Le travail est un trésor

Qu’il soit de nuit, de jour, du dimanche ou de tout le week-end, sous terre, sur terre, en mer ou dans les airs, le travail, c’est la vie!


Ce message s’adresse surtout à nos politiques qui d’un côté veulent jouer les bons samaritains des fins de mois, mais sont encore les premiers à venir se poser en donneurs de leçons, en pères la morale sermonnant les Français qui ne seraient pas assez travailleurs, ne penseraient qu’à bénéficier des minima sociaux, etc. On l’a tous vu avec la crise du Covid-19 et l’avalanche d’aides accordée à certains acteurs économiques. La plupart des patrons ont clairement dit qu’ils préféraient retourner au travail que de vivre sous perfusion. Vivre du fruit de leur labeur que de subsides attribués parfois selon des critères et des circuits kafkaïens.


Les Français sont travailleurs et aiment travailler. Pas grand monde ne fait confiance à un Etat-providence capricieux et aux arcanes bureaucratiques insondables. Il n’y a qu’à voir la proportion des potentiels bénéficiaires de certains outils de redistribution tels que le RSA, qui soit ne sont même pas au courant que de tels dispositifs existent, ou tout simplement rechignent à entreprendre le long chemin de croix pour les percevoir.


Ce qu’il faut, puisqu’il est communément admis que le travail libère, c’est de libérer le travail. De le délester du poids d’un Code qui l’assomme et l’empêche de poursuivre ce qui, à mon avis, est sa vocation première : contribuer à l’épanouissement, à l’avancement de l’Homme et de la société tout entière. Les gens doivent pouvoir travailler quand ils le souhaitent et quand ils le peuvent. Les entrepreneurs doivent pouvoir proposer du travail chaque fois qu’ils le souhaitent. Par exemple, puisque c’est un sujet qui nous intéresse à Wenites, le travail de nuit et le travail du dimanche doivent cesser d’être des sujets tabous, encadrés par des lois dont la compréhension et l’interprétation requièrent des talents de mandarin.
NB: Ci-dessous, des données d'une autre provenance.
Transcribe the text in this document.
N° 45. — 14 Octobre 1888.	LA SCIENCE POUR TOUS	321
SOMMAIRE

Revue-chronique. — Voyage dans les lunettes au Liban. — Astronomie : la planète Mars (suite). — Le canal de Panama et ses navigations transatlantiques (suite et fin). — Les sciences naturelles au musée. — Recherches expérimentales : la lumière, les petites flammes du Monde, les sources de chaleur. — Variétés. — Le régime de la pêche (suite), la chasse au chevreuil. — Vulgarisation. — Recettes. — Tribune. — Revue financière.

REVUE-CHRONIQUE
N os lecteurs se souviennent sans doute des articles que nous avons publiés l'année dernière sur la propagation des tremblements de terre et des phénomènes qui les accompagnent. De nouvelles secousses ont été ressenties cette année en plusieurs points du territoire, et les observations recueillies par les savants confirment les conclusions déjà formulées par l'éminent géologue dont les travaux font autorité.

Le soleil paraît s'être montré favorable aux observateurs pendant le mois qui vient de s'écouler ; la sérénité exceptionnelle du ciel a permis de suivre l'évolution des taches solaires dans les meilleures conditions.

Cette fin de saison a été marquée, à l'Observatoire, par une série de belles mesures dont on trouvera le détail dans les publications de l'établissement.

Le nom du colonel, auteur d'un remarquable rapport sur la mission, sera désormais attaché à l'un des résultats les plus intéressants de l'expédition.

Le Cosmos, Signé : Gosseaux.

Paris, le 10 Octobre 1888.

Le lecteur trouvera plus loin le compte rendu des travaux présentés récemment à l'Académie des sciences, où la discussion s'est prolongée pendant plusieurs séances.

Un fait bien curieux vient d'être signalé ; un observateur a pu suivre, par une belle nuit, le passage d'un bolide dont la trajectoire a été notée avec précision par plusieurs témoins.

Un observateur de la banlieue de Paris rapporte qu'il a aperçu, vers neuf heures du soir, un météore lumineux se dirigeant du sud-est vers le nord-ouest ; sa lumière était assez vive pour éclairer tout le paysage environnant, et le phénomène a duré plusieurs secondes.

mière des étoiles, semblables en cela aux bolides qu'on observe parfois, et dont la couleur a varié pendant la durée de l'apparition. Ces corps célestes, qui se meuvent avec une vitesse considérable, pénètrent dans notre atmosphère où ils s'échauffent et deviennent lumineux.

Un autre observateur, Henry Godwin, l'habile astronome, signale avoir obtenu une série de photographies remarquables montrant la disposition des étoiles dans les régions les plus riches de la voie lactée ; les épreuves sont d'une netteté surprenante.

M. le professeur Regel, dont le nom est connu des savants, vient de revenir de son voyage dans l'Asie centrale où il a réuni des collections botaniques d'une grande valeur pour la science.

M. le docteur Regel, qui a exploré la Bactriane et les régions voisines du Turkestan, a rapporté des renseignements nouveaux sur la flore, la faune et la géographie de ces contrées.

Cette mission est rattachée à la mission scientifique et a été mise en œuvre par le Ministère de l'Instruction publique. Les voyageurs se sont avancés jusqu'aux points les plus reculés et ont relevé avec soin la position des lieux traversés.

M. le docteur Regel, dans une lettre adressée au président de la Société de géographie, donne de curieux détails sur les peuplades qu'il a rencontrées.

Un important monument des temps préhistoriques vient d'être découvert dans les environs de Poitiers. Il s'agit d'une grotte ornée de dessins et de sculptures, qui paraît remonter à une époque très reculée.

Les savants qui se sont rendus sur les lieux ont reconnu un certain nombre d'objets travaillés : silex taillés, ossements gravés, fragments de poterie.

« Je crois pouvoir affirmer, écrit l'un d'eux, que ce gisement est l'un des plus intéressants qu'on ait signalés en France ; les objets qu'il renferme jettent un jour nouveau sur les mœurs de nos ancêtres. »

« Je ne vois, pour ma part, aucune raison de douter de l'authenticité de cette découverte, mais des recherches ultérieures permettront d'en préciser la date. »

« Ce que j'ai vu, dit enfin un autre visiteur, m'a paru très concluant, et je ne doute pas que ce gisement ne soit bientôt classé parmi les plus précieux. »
Les hommes et les femmes qui veulent travailler ou proposer des emplois en horaires décalés doivent d’abord être incités à le faire, au lieu d’être découragés par un arsenal juridique qui bientôt, de toute façon, ne sera plus adapté aux réalités de notre temps.
Travaillons et prenons de la peine, car en effet, il n’y a pas de plus doux plaisirs que le fruit du travail, notre trésor.